It doesn't know my company
A model brilliant about the world and blank about my company — and why bolting on retrieval is plumbing, not the real problem: trust in the answer
The model can explain a Kafka rebalance to me in three paragraphs. It cannot tell me the name of our staging environment.
That gap is the whole story of this autumn. I sat down last week to get help with an internal tool — our own conventions, our own deploy script, the way we name things at the studio after twenty-odd years of habit. The answer came back fluent, confident, and wrong in the specific way that only matters once you ship it. It invented a config flag. It assumed a folder structure we abandoned years ago. Brilliant about the world, blank about us.
Everyone has landed on the same fix at once. Retrieval. You take your docs, your tickets, your codebase, slice them into chunks, and feed the relevant ones in alongside the question. RAG, the acronym of the season. I've wired a version of it together and it helps — the model stops guessing and starts quoting. For a week it feels like magic.

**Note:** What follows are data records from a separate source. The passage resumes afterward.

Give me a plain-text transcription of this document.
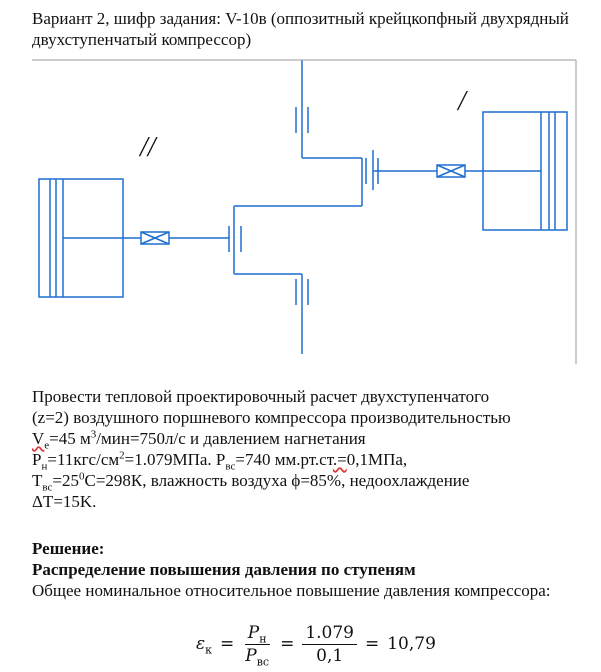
Вариант 2, шифр задания: V-10в (оппозитный крейцкопфный двухрядный двухступенчатый компрессор)
/
//

Провести тепловой проектировочный расчет двухступенчатого

(z=2) воздушного поршневого компрессора производительностью

$V_e=45$ $м^3/мин=750л/с$ и давлением нагнетания

$P_н=11кгс/см^2=1.079МПа$. $P_{вс}=740$ мм.рт.ст.=0,1МПа,

$T_{вс}=25^0С=298К$, влажность воздуха ϕ=85%, недоохлаждение

ΔT=15K.

Решение:
Распределение повышения давления по ступеням
Общее номинальное относительное повышение давления компрессора:
$\varepsilon_к = \frac{P_н}{P_{вс}} = \frac{1.079}{0,1} = 10,79$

Then you read the answer closely. It pulled the right paragraph but reasoned past it. It cited a doc that was true in March. It blended two sources into something neither of them said.
So the problem was never really retrieval. Stuffing context into the window is plumbing. The hard part is the thing underneath: can I trust what comes back, and can I show why I should. Where did this come from. Is it current. Who signed off.
I keep circling this. A model that knows everything except what's mine isn't knowledge — it's a very persuasive stranger. The leverage isn't in making it smarter. It's in giving it ground it can stand on, and giving me a reason to believe it's standing there.